Return ONLY a JSON object: {{"accuracy": X, "tone": X, "completeness": X, "reasoning": "brief explanation"}}"""

    response = client.messages.create(
        model="claude-sonnet-4-6",
        max_tokens=256,
        messages=[{"role": "user", "content": prompt}]
    )
    
    import json
    return json.loads(response.content[0].text)

# Usage
scores = judge_response(
    "What's the refund policy?",
    "We offer a 30-day money-back guarantee on all products."
)
print(scores)

One caution: LLM judges are not perfect. They tend to favor longer, more confident-sounding answers even when a shorter answer is more accurate. Spot-check judge outputs against human ratings at least once a month.

Verification & Monitoring: Keeping Quality Stable Over Time

Integrating Evaluation Into CI/CD

DeepEval ships with a pytest plugin. Put this in your test suite and it blocks deployments that regress below your thresholds:

# tests/test_llm_quality.py
import pytest
from deepeval import assert_test
from deepeval.metrics import AnswerRelevancyMetric
from deepeval.test_case import LLMTestCase

@pytest.mark.parametrize("test_case", load_golden_dataset())
def test_answer_quality(test_case):
    metric = AnswerRelevancyMetric(threshold=0.75)
    assert_test(test_case, [metric])

deepeval test run tests/test_llm_quality.py

I run this on every PR that touches prompt templates, retrieval logic, or the model version. It’s caught at least a dozen subtle regressions before they reached users.

Production Monitoring with Sampling

Running full evaluations on every production request is expensive. Sample a percentage of real traffic instead and evaluate asynchronously:

import random
import asyncio

async def maybe_evaluate(question: str, answer: str, context: list[str]):
    # Evaluate 5% of production traffic
    if random.random() > 0.05:
        return
    
    scores = await run_ragas_async(question, answer, context)
    
    # Log to your monitoring system
    log_metric("llm.faithfulness", scores["faithfulness"])
    log_metric("llm.answer_relevancy", scores["answer_relevancy"])
    
    # Alert if scores drop below threshold
    if scores["faithfulness"] < 0.6:
        send_alert(f"Faithfulness dropped to {scores['faithfulness']:.2f}")
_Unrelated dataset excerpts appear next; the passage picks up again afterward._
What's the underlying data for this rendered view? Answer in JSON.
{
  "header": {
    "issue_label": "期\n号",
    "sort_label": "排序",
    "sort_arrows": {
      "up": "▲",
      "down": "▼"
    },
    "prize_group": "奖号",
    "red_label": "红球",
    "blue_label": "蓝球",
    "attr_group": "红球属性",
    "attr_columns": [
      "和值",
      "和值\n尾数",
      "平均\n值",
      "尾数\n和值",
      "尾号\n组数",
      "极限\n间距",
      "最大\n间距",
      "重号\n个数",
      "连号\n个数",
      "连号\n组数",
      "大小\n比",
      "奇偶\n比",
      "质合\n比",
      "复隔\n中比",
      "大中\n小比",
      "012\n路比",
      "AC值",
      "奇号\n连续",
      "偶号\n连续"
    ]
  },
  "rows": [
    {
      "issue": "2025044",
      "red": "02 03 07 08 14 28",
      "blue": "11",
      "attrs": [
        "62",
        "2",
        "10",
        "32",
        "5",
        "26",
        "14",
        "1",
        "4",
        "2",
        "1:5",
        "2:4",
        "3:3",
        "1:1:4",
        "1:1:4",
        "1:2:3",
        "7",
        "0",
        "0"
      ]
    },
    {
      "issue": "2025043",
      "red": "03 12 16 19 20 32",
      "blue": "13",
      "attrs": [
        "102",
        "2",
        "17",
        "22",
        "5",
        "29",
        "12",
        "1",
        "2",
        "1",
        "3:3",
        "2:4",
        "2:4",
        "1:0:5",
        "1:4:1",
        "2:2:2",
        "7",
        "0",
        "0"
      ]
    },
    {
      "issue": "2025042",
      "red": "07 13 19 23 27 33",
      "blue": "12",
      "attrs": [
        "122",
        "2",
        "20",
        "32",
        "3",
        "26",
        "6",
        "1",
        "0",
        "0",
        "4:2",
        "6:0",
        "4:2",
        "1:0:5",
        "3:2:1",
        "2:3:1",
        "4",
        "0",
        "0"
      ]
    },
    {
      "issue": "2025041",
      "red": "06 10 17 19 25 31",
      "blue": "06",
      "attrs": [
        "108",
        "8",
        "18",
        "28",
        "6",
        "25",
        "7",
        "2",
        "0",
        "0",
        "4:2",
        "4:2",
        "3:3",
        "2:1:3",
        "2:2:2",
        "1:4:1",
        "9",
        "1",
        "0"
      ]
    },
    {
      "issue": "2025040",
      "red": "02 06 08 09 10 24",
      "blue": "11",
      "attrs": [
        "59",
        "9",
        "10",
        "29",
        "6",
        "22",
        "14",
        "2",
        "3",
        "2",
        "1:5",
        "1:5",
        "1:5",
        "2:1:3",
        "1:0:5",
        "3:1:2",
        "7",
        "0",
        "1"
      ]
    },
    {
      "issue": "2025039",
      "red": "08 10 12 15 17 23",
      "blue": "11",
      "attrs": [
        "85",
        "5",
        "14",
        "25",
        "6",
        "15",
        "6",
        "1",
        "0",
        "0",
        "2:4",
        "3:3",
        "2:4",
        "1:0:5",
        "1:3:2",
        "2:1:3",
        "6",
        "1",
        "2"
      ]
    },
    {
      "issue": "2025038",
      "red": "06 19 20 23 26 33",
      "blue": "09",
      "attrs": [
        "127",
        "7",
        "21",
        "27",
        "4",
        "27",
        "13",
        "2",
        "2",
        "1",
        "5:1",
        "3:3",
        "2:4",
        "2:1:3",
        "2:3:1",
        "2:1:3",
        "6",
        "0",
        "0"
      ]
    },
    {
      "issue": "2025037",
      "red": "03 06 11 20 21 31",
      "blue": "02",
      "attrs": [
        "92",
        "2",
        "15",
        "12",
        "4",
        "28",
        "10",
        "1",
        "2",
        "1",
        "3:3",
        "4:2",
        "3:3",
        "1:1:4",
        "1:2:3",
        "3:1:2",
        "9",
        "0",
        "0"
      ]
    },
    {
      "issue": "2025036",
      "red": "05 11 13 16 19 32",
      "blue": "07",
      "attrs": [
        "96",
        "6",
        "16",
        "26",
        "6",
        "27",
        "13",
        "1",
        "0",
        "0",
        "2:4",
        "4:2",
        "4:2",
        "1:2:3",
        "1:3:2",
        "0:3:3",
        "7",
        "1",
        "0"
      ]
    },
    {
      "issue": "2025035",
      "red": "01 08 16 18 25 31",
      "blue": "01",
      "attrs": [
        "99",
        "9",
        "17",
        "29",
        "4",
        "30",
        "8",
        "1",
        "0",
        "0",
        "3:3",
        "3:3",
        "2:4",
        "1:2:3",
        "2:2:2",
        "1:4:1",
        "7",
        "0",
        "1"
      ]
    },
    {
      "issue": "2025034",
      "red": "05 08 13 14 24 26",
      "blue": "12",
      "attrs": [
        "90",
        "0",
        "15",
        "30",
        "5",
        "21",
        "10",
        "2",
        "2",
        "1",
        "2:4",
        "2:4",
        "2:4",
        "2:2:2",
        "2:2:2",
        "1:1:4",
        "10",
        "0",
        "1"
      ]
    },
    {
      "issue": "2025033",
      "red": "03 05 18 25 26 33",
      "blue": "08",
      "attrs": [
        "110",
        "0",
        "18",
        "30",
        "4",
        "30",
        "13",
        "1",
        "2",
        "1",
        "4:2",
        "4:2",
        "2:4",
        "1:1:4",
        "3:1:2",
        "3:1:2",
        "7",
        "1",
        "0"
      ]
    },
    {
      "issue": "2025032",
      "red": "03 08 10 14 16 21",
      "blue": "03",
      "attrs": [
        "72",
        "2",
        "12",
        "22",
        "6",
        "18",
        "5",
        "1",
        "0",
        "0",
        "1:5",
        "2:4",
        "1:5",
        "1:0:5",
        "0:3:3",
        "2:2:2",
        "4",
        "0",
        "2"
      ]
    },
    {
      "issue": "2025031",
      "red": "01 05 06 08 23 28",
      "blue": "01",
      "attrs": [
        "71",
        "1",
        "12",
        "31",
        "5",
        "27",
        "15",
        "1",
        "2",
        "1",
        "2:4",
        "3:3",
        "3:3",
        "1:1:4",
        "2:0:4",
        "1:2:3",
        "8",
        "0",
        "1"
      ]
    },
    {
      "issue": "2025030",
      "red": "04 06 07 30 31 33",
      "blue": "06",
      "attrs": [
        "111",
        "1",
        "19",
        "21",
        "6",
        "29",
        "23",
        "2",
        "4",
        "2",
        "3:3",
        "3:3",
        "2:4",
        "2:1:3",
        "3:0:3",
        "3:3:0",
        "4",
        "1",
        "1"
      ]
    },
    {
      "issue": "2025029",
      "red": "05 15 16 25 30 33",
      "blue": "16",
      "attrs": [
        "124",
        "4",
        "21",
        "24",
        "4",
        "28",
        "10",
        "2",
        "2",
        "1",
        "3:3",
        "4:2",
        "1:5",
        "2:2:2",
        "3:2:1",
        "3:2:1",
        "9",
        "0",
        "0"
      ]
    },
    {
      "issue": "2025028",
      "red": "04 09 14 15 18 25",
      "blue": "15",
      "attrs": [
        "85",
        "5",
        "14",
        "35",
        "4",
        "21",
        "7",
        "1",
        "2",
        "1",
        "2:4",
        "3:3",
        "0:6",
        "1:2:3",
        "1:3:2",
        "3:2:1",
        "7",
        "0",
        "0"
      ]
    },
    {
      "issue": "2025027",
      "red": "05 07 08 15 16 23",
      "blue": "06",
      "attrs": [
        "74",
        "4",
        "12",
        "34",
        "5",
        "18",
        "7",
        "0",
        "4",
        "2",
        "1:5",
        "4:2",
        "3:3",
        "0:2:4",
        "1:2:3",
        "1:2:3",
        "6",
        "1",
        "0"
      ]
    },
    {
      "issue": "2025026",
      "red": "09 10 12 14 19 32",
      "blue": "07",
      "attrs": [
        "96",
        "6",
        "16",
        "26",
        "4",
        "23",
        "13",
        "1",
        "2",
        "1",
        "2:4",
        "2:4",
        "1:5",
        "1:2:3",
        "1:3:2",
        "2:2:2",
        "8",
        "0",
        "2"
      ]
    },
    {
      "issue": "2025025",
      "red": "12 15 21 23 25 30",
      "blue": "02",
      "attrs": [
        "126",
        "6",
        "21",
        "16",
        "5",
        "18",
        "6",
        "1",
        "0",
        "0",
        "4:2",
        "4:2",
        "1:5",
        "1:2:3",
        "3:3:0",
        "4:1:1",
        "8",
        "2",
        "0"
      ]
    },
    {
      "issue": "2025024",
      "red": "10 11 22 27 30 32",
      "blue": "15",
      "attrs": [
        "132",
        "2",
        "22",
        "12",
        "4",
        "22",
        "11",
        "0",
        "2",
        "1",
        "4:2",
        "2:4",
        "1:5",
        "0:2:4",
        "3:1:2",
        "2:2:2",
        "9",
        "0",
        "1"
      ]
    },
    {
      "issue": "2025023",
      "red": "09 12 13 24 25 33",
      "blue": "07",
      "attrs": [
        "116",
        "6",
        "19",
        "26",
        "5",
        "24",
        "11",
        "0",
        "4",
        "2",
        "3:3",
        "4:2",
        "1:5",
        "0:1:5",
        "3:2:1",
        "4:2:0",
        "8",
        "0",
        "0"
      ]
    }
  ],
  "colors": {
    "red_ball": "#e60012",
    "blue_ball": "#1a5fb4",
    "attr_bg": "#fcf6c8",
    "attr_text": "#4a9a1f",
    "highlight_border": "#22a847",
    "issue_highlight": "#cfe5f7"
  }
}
Metrics to Track Over Time

Build a simple dashboard with these signals — even a spreadsheet works to start:

Faithfulness score (weekly average) — hallucination detector
Answer relevancy score — measures topic drift
User thumbs-up/thumbs-down ratio — ground truth from real users
Escalation rate — how often the bot fails and hands off to a human
Latency p95 — quality regressions often come with latency spikes when you switch models

Automated scores and user feedback are more reliable together than either is alone. I’ve seen RAGAS faithfulness sit above 0.9 while thumbs-down ratings climbed week over week — turns out the model was faithfully citing context that was six months out of date. Running both signals caught the problem within a week; neither would have flagged it on its own.

When Scores Degrade: A Debugging Checklist

Check if the base model was updated by your provider — silent changes happen more than vendors admit.
Review recent prompt template changes. Even adding a single sentence can shift behavior in ways that don’t show up until you look at the tail of the score distribution.
Check your retrieval pipeline — lower context precision means the model is getting irrelevant chunks.
Look at the actual failing test cases, not just aggregate scores. Patterns in failures reveal root causes faster than any summary metric.

Evaluation isn’t a one-time setup. It’s a feedback loop you maintain as your app grows and your models change. Start small — 20 well-labeled examples with two or three metrics beats an elaborate framework you never actually maintain. Add complexity only after you’ve identified which signals reliably predict real user satisfaction in your context.